Search code examples
phpcurlfopenfile-get-contentssimple-html-dom

SimpleHTMLDom returns 500 error on printing output


While trying to print the output of the simplehtmldom it gives me 500 error. I tried followed methods but error was same.

  • Method 1

    $html = file_get_html("http://www.google.com");

    print_r($html);

    After reading responses to other questions, I checked if allow_url_fopen was working and it was.

  • Method 2

    $html = file_get_contents("http://www.google.com");

    print_r($html);

    This works but when I parse it with following code, again 500 error.

    $object = new simple_html_dom();

    $object->load($html);

    var_dump($object);

  • Method 3

    Then as last resort I thought I should try using curl and then parse. So I used curl and to make sure curl was working i printed the output at it was working. But when I parsed into the simplehtmldom again 500 error on printing the output.

[Sat Sep 08 21:26:19.456961 2018] [:error] [pid 703804] ModSecurity: Output filter: Response body too large (over limit of 404800001, total not specified).

I increased the limit almost a 100 times but still the same error.


Solution

  • The error message indicates ModSecurity is complaining about Response body being too large. This does not mean there is something wrong with loading HTML using Simple HTML DOM library, it is about the size of response generated by your code (print_r or var_dump parts).
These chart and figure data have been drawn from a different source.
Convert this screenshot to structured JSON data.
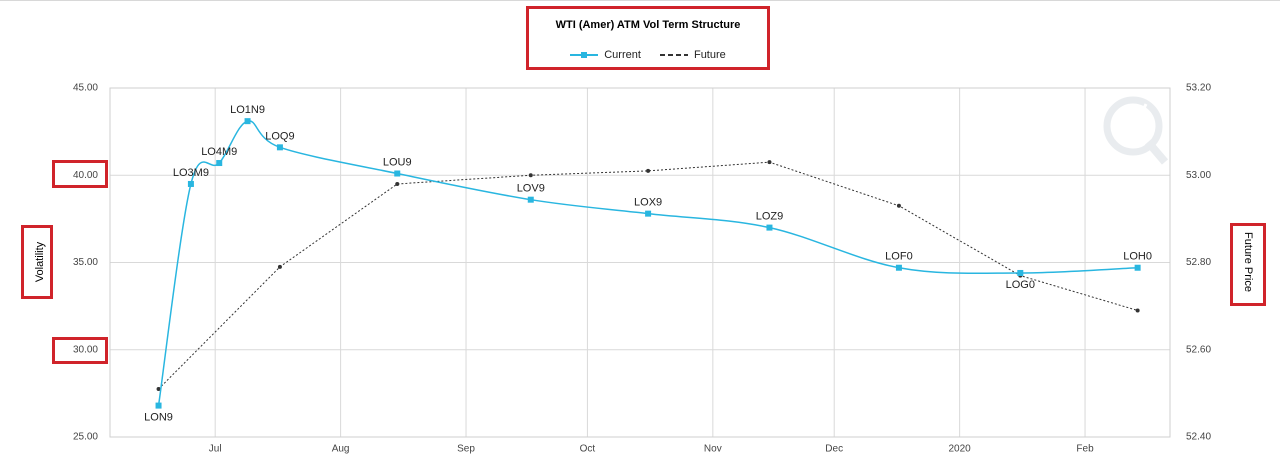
{
  "chart_data": {
    "type": "line",
    "title": "WTI (Amer) ATM Vol Term Structure",
    "y_left_label": "Volatility",
    "y_right_label": "Future Price",
    "y_left_ticks": [
      "25.00",
      "30.00",
      "35.00",
      "40.00",
      "45.00"
    ],
    "y_left_range": [
      25,
      45
    ],
    "y_right_ticks": [
      "52.40",
      "52.60",
      "52.80",
      "53.00",
      "53.20"
    ],
    "y_right_range": [
      52.4,
      53.2
    ],
    "x_ticks": [
      "Jul",
      "Aug",
      "Sep",
      "Oct",
      "Nov",
      "Dec",
      "2020",
      "Feb"
    ],
    "grid": true,
    "legend_position": "top-center",
    "series": [
      {
        "name": "Current",
        "axis": "left",
        "color": "#29b6e0",
        "marker": "square",
        "smooth": true,
        "points": [
          {
            "label": "LON9",
            "x": "2019-06-17",
            "y": 26.8
          },
          {
            "label": "LO3M9",
            "x": "2019-06-25",
            "y": 39.5
          },
          {
            "label": "LO4M9",
            "x": "2019-07-02",
            "y": 40.7
          },
          {
            "label": "LO1N9",
            "x": "2019-07-09",
            "y": 43.1
          },
          {
            "label": "LOQ9",
            "x": "2019-07-17",
            "y": 41.6
          },
          {
            "label": "LOU9",
            "x": "2019-08-15",
            "y": 40.1
          },
          {
            "label": "LOV9",
            "x": "2019-09-17",
            "y": 38.6
          },
          {
            "label": "LOX9",
            "x": "2019-10-16",
            "y": 37.8
          },
          {
            "label": "LOZ9",
            "x": "2019-11-15",
            "y": 37.0
          },
          {
            "label": "LOF0",
            "x": "2019-12-17",
            "y": 34.7
          },
          {
            "label": "LOG0",
            "x": "2020-01-16",
            "y": 34.4
          },
          {
            "label": "LOH0",
            "x": "2020-02-14",
            "y": 34.7
          }
        ]
      },
      {
        "name": "Future",
        "axis": "right",
        "color": "#333333",
        "marker": "dot",
        "dashed": true,
        "points": [
          {
            "x": "2019-06-17",
            "y": 52.51
          },
          {
            "x": "2019-07-17",
            "y": 52.79
          },
          {
            "x": "2019-08-15",
            "y": 52.98
          },
          {
            "x": "2019-09-17",
            "y": 53.0
          },
          {
            "x": "2019-10-16",
            "y": 53.01
          },
          {
            "x": "2019-11-15",
            "y": 53.03
          },
          {
            "x": "2019-12-17",
            "y": 52.93
          },
          {
            "x": "2020-01-16",
            "y": 52.77
          },
          {
            "x": "2020-02-14",
            "y": 52.69
          }
        ]
      }
    ]
  },
  "legend": {
    "current_label": "Current",
    "future_label": "Future"
  }
}
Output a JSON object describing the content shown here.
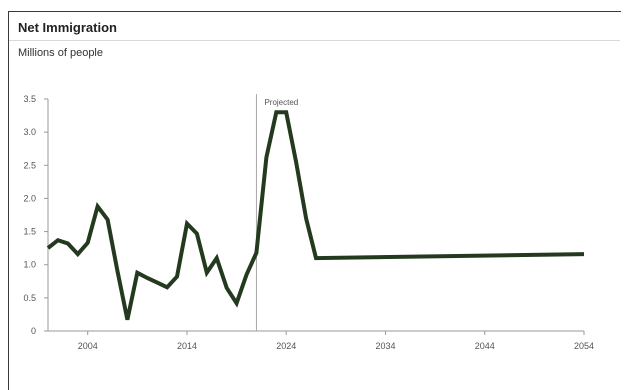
{
  "chart_data": {
    "type": "line",
    "title": "Net Immigration",
    "subtitle": "Millions of people",
    "xlabel": "",
    "ylabel": "Millions of people",
    "xlim": [
      2000,
      2054
    ],
    "ylim": [
      0,
      3.5
    ],
    "x_ticks": [
      2004,
      2014,
      2024,
      2034,
      2044,
      2054
    ],
    "y_ticks": [
      0,
      0.5,
      1.0,
      1.5,
      2.0,
      2.5,
      3.0,
      3.5
    ],
    "y_tick_labels": [
      "0",
      "0.5",
      "1.0",
      "1.5",
      "2.0",
      "2.5",
      "3.0",
      "3.5"
    ],
    "grid": false,
    "annotations": [
      {
        "text": "Projected",
        "x": 2021
      }
    ],
    "series": [
      {
        "color": "#233a1f",
        "x": [
          2000,
          2001,
          2002,
          2003,
          2004,
          2005,
          2006,
          2007,
          2008,
          2009,
          2010,
          2011,
          2012,
          2013,
          2014,
          2015,
          2016,
          2017,
          2018,
          2019,
          2020,
          2021,
          2022,
          2023,
          2024,
          2025,
          2026,
          2027,
          2054
        ],
        "y": [
          1.25,
          1.37,
          1.32,
          1.16,
          1.33,
          1.88,
          1.68,
          0.9,
          0.17,
          0.88,
          0.8,
          0.73,
          0.66,
          0.82,
          1.62,
          1.47,
          0.88,
          1.1,
          0.65,
          0.42,
          0.85,
          1.18,
          2.62,
          3.3,
          3.3,
          2.55,
          1.7,
          1.1,
          1.16
        ]
      }
    ]
  }
}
I guess this is because the structure of the HTML you're loading requires lots of nested objects to represent DOM tree, so when you try to output the full structure using print_r or var_dump the response becomes too large.

    You can verify that the HTML is loaded and parsed by simply printing the plain HTML of the page (use print instead of print_r to print simple_html_dom object):

    $html = file_get_html("http://www.google.com");
    
    print($html);
    

    and you will see the HTML is retrieved correctly, and you can work with $html object to manipulate DOM the way you expect to work with simple_html_dom objects.

    If you want to change the output limit for ModSecurity so you can generate larger responses, please have a look at this question: Mod Security response/request body size?